# Reprogramming Colored Buttons



## cryan100

I'm a newby, so sorry if this info is readily avaiable or rudimentary. My 722 remote was perfect in that the yellow and blue buttons were page up and page down. The 922 remote changed those button functions. Please advise where I can find instructions to get the yellow and blue buttons programmed to page-up and page-down. This is killing me because the actual page-up and page-down buttons are located absurdly high on the remote and right next to the tv-power button. THANK YOU in advance for your help.


----------



## garygaryj

To my knowledge, you can not change the color button functionality yourself on the VIP 922 remotes. What you are looking for (yellow/blue page up/down) might be a potential good suggestion for a guide-context-sensitive improvement for a future release. I have also found the page up/down buttons to be fairly inconvenient.

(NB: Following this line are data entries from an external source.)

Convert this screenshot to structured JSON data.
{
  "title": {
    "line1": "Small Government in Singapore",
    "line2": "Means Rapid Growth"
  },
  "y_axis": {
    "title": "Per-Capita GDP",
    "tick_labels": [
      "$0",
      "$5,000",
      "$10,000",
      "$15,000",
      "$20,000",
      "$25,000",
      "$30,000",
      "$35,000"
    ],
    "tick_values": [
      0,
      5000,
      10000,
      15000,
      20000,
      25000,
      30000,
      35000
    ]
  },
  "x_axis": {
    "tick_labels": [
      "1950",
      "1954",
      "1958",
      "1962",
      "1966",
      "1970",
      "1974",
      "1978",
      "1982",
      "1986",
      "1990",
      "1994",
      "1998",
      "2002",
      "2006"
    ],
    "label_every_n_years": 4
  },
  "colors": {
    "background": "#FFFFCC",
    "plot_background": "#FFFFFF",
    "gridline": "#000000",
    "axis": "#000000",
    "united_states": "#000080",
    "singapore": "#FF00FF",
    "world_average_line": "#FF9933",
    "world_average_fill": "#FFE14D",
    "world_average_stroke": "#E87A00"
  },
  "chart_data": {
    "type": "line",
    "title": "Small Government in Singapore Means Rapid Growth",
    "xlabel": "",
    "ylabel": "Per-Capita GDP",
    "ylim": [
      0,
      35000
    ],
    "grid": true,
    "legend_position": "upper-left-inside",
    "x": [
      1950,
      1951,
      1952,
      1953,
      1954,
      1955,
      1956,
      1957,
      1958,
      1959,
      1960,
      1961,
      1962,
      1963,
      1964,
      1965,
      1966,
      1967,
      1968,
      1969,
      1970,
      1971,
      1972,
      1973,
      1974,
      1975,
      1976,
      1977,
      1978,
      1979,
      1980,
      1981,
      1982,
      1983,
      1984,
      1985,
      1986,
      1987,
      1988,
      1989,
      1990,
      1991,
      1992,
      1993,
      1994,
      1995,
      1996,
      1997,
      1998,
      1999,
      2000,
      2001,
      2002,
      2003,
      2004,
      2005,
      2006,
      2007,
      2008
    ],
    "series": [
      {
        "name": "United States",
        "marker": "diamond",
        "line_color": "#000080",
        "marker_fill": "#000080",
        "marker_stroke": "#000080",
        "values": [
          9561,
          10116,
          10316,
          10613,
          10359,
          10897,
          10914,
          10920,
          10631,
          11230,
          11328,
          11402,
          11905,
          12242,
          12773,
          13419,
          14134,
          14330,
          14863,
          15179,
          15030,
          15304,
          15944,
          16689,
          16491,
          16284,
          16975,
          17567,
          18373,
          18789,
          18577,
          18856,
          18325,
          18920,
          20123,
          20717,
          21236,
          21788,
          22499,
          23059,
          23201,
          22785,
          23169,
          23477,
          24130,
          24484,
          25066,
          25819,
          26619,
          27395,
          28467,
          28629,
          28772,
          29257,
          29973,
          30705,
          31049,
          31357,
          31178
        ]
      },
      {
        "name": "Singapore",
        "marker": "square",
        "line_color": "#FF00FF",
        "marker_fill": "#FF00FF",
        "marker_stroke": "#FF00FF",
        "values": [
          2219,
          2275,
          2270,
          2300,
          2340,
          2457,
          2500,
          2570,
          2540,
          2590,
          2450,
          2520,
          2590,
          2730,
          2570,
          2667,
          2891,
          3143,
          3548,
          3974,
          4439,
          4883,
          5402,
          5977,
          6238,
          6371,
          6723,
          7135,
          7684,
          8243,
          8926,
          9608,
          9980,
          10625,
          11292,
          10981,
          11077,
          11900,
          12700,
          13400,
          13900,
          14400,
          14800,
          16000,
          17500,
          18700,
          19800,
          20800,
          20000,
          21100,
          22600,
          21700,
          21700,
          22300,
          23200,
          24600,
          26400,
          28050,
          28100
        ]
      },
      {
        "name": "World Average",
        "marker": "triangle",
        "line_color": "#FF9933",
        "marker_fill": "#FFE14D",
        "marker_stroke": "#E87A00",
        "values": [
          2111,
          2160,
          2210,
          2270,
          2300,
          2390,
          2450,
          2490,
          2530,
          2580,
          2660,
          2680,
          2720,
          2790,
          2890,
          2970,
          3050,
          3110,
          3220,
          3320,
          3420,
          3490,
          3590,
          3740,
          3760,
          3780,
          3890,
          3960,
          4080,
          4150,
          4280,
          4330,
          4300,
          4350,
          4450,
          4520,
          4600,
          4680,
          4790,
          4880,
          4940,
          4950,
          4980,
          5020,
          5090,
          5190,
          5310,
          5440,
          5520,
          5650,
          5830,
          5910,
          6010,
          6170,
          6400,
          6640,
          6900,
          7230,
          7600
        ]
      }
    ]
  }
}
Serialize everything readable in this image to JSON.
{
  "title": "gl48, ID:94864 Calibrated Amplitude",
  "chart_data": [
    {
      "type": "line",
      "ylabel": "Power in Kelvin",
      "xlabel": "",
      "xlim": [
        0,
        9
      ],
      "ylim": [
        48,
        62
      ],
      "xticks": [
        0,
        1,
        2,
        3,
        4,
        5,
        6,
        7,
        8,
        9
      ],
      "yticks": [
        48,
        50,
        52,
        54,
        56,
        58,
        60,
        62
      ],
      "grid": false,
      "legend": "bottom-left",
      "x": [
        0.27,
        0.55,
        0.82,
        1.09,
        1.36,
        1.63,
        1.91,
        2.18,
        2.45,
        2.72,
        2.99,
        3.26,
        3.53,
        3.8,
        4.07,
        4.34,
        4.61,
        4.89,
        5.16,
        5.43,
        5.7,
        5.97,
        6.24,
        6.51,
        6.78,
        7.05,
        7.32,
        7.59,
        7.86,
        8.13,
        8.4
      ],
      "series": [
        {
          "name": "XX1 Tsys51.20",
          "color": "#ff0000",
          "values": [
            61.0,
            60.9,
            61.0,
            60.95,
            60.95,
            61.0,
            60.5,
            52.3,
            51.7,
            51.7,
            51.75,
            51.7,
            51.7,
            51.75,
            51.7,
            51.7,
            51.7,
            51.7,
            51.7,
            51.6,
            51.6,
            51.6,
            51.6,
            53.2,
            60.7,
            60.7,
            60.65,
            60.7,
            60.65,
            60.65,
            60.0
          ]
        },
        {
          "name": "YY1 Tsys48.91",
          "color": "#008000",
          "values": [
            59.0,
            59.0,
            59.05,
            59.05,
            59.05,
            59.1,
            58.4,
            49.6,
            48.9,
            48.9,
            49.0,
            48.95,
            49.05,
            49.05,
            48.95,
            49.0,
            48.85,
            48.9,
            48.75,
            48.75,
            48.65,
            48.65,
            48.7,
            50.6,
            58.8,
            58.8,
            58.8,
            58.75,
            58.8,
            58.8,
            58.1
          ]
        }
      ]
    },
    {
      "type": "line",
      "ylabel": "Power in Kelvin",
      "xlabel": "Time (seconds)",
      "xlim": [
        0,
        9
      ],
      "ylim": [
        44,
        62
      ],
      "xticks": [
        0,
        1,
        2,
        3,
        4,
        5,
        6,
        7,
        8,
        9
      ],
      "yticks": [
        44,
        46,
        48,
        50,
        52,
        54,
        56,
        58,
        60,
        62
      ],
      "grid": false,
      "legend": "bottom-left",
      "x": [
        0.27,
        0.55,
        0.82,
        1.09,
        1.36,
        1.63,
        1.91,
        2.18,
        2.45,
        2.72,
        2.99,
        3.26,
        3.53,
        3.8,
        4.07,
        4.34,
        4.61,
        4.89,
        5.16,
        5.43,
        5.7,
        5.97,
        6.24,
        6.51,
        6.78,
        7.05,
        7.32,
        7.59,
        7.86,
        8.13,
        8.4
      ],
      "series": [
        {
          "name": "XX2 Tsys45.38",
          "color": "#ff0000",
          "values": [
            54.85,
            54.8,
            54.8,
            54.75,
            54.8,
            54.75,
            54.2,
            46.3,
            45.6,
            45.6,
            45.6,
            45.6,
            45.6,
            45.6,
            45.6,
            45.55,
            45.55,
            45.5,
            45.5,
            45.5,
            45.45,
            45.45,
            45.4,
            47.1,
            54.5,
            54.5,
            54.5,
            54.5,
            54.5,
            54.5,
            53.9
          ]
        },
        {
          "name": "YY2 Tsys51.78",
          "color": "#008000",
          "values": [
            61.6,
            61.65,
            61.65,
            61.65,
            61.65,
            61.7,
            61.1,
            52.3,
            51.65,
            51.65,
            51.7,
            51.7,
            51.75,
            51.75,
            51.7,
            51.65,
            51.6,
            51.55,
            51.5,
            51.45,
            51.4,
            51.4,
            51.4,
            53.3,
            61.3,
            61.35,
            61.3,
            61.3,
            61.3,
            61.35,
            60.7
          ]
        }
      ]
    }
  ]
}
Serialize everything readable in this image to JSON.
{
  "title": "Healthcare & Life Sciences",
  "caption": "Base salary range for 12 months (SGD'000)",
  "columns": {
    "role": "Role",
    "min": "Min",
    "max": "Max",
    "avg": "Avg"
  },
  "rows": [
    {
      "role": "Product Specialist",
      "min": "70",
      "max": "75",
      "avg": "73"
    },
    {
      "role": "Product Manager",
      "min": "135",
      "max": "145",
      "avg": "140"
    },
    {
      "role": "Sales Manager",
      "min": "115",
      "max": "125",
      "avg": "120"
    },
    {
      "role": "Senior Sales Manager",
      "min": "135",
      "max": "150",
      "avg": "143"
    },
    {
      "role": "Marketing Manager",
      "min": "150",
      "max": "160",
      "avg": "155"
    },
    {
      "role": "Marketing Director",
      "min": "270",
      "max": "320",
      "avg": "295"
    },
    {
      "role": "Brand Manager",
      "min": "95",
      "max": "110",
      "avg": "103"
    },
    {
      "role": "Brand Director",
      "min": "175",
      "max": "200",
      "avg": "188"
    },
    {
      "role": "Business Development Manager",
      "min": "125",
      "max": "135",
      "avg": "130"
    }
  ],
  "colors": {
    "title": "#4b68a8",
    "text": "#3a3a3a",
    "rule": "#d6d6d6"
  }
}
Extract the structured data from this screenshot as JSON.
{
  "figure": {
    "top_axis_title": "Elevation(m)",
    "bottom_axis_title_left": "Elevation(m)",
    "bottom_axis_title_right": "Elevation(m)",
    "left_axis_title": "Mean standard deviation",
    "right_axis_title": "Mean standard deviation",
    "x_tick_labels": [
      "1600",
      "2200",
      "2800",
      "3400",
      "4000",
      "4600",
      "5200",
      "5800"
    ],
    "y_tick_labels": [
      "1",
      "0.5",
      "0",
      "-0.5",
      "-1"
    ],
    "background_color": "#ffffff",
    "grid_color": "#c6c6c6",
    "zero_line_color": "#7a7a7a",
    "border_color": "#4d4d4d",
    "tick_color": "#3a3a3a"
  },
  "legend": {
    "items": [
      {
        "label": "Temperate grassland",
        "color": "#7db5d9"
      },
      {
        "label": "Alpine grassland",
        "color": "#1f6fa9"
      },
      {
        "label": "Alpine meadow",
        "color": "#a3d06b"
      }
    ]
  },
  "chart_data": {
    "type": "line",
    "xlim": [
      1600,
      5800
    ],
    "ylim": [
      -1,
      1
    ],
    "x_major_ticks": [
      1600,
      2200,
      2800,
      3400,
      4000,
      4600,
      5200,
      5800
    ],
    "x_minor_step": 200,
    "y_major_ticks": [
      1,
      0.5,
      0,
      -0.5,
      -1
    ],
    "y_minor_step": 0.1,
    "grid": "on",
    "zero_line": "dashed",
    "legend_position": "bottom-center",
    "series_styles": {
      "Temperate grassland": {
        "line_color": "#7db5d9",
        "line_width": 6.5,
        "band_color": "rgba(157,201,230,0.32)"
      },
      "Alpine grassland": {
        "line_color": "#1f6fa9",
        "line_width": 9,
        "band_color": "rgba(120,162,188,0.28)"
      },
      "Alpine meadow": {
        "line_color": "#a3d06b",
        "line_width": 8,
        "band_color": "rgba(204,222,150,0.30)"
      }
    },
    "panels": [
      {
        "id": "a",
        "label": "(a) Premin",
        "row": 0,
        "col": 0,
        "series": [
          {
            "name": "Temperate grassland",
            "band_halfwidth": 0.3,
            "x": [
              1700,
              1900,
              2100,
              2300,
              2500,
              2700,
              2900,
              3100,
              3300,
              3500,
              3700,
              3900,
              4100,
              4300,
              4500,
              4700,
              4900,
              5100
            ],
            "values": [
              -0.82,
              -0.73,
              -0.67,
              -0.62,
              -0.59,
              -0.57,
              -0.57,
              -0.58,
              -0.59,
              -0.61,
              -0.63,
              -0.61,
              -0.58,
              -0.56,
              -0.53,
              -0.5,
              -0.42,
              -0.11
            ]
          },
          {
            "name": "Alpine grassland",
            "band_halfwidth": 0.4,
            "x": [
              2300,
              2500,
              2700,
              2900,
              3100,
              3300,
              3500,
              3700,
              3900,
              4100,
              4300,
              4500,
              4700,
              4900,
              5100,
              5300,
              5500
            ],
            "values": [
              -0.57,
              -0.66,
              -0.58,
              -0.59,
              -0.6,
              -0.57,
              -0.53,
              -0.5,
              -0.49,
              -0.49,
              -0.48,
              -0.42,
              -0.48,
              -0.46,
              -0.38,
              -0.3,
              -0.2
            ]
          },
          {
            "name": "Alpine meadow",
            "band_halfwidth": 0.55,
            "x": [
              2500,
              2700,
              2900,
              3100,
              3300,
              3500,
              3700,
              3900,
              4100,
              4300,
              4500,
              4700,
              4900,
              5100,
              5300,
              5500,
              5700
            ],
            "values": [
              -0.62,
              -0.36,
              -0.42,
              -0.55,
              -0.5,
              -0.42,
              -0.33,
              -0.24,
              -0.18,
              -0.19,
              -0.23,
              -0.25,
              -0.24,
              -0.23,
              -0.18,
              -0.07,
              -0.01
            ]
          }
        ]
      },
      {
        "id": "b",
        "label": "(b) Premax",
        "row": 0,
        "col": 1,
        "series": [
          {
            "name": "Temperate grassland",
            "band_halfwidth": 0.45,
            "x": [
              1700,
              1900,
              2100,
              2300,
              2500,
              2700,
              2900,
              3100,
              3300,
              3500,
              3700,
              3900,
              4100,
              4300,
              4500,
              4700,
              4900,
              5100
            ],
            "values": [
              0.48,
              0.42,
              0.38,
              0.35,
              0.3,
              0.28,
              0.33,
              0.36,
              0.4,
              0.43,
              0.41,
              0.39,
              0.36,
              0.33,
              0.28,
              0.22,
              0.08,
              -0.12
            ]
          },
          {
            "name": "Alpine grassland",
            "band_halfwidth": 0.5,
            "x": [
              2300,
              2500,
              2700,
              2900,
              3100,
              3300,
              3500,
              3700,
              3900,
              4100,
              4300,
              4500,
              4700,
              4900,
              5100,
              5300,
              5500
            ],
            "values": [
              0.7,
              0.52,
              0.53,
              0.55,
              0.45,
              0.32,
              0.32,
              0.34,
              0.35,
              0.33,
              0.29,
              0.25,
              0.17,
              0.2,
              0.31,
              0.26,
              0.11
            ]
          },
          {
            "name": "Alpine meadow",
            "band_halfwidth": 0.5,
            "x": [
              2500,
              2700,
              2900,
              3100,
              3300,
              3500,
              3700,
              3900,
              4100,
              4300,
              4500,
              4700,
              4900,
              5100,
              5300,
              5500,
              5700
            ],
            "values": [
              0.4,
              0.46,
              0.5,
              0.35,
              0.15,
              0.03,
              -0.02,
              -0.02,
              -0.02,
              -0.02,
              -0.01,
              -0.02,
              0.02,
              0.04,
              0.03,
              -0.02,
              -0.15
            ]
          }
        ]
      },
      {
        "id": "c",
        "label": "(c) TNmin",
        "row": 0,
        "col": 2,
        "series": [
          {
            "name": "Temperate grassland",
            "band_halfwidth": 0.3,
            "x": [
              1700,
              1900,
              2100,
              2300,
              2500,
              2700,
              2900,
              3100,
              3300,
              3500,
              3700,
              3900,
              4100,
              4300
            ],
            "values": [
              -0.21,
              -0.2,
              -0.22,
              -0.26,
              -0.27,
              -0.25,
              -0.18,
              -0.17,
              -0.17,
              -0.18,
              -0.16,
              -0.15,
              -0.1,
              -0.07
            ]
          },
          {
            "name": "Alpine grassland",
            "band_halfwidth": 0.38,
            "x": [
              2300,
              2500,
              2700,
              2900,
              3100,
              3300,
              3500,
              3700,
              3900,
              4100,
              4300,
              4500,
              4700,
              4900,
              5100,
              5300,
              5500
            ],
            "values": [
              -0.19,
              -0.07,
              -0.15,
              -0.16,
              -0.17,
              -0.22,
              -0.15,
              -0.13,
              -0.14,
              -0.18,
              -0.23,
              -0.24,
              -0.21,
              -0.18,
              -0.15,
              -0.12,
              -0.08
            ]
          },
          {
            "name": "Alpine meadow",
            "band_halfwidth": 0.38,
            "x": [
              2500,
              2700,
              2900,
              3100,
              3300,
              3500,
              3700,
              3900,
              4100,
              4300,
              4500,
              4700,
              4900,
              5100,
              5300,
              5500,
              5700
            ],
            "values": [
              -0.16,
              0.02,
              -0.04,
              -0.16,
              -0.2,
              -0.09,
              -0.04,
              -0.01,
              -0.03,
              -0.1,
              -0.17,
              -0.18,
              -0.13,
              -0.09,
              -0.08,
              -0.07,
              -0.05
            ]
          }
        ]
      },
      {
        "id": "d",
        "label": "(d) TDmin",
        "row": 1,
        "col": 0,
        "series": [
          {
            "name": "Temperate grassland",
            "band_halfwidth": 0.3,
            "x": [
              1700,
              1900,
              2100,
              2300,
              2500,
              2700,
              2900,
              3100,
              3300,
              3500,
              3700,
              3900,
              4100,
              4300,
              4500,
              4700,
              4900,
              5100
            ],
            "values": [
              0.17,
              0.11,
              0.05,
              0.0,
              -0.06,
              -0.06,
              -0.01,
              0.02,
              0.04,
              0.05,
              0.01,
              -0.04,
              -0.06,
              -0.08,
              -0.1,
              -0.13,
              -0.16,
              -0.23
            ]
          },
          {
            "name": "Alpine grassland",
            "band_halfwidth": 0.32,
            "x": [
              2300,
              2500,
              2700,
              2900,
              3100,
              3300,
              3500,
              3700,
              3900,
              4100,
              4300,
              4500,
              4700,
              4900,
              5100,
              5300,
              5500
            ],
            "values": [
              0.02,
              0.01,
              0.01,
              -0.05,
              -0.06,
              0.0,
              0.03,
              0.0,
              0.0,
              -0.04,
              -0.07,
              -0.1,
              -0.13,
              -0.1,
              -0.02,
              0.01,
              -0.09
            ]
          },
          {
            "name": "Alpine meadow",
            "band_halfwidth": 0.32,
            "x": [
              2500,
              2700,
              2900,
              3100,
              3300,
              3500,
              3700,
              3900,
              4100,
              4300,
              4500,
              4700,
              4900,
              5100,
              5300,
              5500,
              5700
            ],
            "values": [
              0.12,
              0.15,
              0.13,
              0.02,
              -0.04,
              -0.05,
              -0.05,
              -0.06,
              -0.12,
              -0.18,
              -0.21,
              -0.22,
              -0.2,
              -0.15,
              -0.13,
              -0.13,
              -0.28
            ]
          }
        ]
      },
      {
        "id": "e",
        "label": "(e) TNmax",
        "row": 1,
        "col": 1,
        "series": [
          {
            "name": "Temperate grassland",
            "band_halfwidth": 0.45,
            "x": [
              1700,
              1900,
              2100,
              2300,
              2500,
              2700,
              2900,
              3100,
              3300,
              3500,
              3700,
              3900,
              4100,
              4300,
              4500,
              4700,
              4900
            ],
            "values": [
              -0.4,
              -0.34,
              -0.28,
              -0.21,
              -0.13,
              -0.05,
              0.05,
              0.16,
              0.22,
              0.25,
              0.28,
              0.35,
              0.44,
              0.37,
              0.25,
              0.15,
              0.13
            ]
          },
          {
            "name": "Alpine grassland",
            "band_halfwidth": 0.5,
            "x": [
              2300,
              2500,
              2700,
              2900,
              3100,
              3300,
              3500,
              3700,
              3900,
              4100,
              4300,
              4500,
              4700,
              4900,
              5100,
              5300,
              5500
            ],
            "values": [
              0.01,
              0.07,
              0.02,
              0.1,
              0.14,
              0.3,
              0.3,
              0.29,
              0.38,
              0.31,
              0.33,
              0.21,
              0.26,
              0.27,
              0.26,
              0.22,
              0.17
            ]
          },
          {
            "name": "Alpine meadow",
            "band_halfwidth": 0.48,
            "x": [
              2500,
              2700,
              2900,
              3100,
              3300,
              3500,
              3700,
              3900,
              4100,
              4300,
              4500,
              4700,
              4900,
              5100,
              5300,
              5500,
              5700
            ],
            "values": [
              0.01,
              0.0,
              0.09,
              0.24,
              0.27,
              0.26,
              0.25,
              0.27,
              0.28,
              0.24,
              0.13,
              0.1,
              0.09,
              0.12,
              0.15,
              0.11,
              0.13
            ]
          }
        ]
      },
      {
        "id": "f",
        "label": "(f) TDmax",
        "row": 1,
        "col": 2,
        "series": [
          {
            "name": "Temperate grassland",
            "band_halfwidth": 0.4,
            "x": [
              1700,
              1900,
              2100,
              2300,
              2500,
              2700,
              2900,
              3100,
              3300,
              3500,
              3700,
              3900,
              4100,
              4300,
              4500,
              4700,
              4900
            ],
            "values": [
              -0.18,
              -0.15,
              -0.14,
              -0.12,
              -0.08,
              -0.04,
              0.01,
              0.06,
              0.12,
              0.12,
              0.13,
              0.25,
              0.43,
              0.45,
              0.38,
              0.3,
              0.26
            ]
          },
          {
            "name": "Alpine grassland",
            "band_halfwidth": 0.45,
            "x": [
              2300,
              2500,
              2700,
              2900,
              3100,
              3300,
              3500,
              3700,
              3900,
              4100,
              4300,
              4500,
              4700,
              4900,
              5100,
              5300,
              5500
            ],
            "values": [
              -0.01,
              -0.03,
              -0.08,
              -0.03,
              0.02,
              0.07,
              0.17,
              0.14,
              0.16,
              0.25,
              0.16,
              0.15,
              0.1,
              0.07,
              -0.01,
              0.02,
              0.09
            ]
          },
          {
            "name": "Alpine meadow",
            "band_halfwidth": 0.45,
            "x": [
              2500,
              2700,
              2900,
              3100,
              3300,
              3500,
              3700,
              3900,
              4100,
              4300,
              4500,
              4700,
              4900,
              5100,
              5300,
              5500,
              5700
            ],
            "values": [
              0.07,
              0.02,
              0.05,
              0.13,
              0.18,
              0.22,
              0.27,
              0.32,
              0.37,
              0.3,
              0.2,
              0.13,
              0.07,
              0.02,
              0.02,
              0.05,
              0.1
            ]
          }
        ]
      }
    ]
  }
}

It doesn't appear that Dish has a comprehensive place to discover all of the functions outside of the help provided from the Menu > Help? But the help is less than you might wish. There is an incomplete set of short-cuts on the experimental wikibooks entry: 
http://en.wikibooks.org/wiki/VIP_922/Dish_Network


----------



## Stewart Vernon

Unfortunately I'm not aware of any way to program those buttons for other functions.

In the EPG, for example, they appear to be fixed in the GUI for specific functions, so that might be part of the reason they don't allow re-programming since it would conflict.


----------



## cryan100

Thank you for info; this will save me time in terms of researching a solutio) remote controls. Is there a favorite out there and in your opinion, is it worth switching to non-Dish remote. Are there Factory Remote functions that just can't be replicated or should i say, ergonomically replicated, by a non-Dish controller.

Thanks again


----------



## olguy

Harmony One or Harmony 700. You can program the keys about anyway you want. The One has no color buttons while the 700 does. Unfortunately somewhere along the way the codes for the color buttons that Harmony has are wrong for the blue and yellow buttons. They both have Page Up and Page Down keys that are in a good location. Once programmed they are great.


----------



## cryan100

Are these Harmony remotes UHF? Have to admit I love the UHF over the IR. THANKS for your input. chas


----------



## Stewart Vernon

I see a lot of people swear by the Harmony remotes. I typically am happy with the remote that comes with my devices in most cases... though I did have an "old" digital OTA tuner that was a clearance item that came with a horrible remote.

I like my Dish remotes just fine... and the only thing I use them for besides the Dish receiver is to control the volume up/down and mute on my audio receiver for convenience.

For everything else I just keep all my remotes next to each other on the table.


----------



## olguy

cryan100 said:


> Are these Harmony remotes UHF? Have to admit I love the UHF over the IR. THANKS for your input. chas


I'm not aware of any UHF universal remote that will work with a Dish box. There may be some but I don't know about them. The only advantage I can think of for UHF is if you have a TV that interferes with the IR signal.



Stewart Vernon said:


> For everything else I just keep all my remotes next to each other on the table.


Extremely low WAF in the olguy household. :lol:

And besides I like the one button everything on with the Harmony. I have everything on it. TV, 922, A/V receiver, blu-ray, Revue and WD TV Live Hub. Simplifies switching sources. And this old man only has 1 remote to keep track of which is a plus all unto itself:lol:


----------



## Stewart Vernon

olguy said:


> And besides I like the one button everything on with the Harmony. I have everything on it. TV, 922, A/V receiver, blu-ray, Revue and WD TV Live Hub. Simplifies switching sources. And this old man only has 1 remote to keep track of which is a plus all unto itself:lol:


I'm usually a gadget person... and like new things... but I'm sometimes "old-fashioned"... so I have a mix. I might have the latest Dish receiver, but will still use my oldest remote in my remote lineup and have a stack of remotes on the table


----------